Marktentwicklung: Oxometallate (CN 2841) — 2015–2025
Einleitung
Der Zollcode 2841 erfasst die Salze der Säuren der Metalloxide oder Metallperoxide — eine heterogene Produktgruppe innerhalb der anorganischen Chemie. Sie umfasst unter anderem Natriumdichromat (284130), Chromate und Dichromate (284150), Kaliumpermanganat (284161), Molybdate (284170), Wolframate (284180) sowie die Restkategorie sonstiger Oxometallate (284190), die Vanadate, Zinkate und Tantalate einschließt.

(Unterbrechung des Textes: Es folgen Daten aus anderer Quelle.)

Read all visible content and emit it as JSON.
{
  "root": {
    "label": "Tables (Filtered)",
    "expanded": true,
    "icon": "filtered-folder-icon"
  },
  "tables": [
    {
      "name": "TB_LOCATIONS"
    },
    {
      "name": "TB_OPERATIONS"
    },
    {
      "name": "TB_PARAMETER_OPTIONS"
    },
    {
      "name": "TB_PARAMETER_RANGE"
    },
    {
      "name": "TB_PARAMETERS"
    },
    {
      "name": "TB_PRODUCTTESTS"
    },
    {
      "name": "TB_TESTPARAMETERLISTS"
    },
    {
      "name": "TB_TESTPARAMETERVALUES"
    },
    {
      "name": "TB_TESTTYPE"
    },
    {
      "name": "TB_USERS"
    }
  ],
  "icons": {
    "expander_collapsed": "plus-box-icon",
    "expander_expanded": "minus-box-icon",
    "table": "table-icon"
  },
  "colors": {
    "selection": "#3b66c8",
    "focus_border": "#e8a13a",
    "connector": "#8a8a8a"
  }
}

Im Zeitraum 2015 bis 2025 durchlief der EU-Handel mit Oxometallaten eine Phase dramatischer Transformation. Die Analyse lässt sich auf drei zentrale Erkenntnisse verdichten:
- Preisexplosion: Die Importwerte stiegen um 663 %, während die Mengen nur um 79 % zunahmen — getrieben von einer Vervielfachung der Einheitspreise, vor allem im Segment CN 284190.
- Geopolitische Neuausrichtung: Ostasiatische Lieferanten — insbesondere Südkorea, Japan und China — verdrängten traditionelle Partner und trieben die Konzentration der EU-Importe stark voran.
- Produktionswachstum und Autonomiegewinne: Die EU-Produktion stieg um 1.698 %, die Nettoimportabhängigkeit sank von 68,2 % auf 25,2 %. Polen und Ungarn entwickelten sich zu neuen zentralen Handelsknoten.
1. Preisexplosion 2021–2023: Die Schere zwischen Wert- und Mengenwachstum
1.1 Importpreise verdreifachen sich — Exportpreise bleiben stabil
Zwischen 2015 und 2025 stieg der Gesamtwert der EU-Importe von 193,4 Mio. € auf 1.475,0 Mio. € (+663 %), während die importierte Menge lediglich von 56.586 t auf 101.463 t zunahm (+79 %). Der durchschnittliche Importeinheitspreis verfünffachte sich nahezu: von 3.418 €/t auf 14.537 €/t (+325 %).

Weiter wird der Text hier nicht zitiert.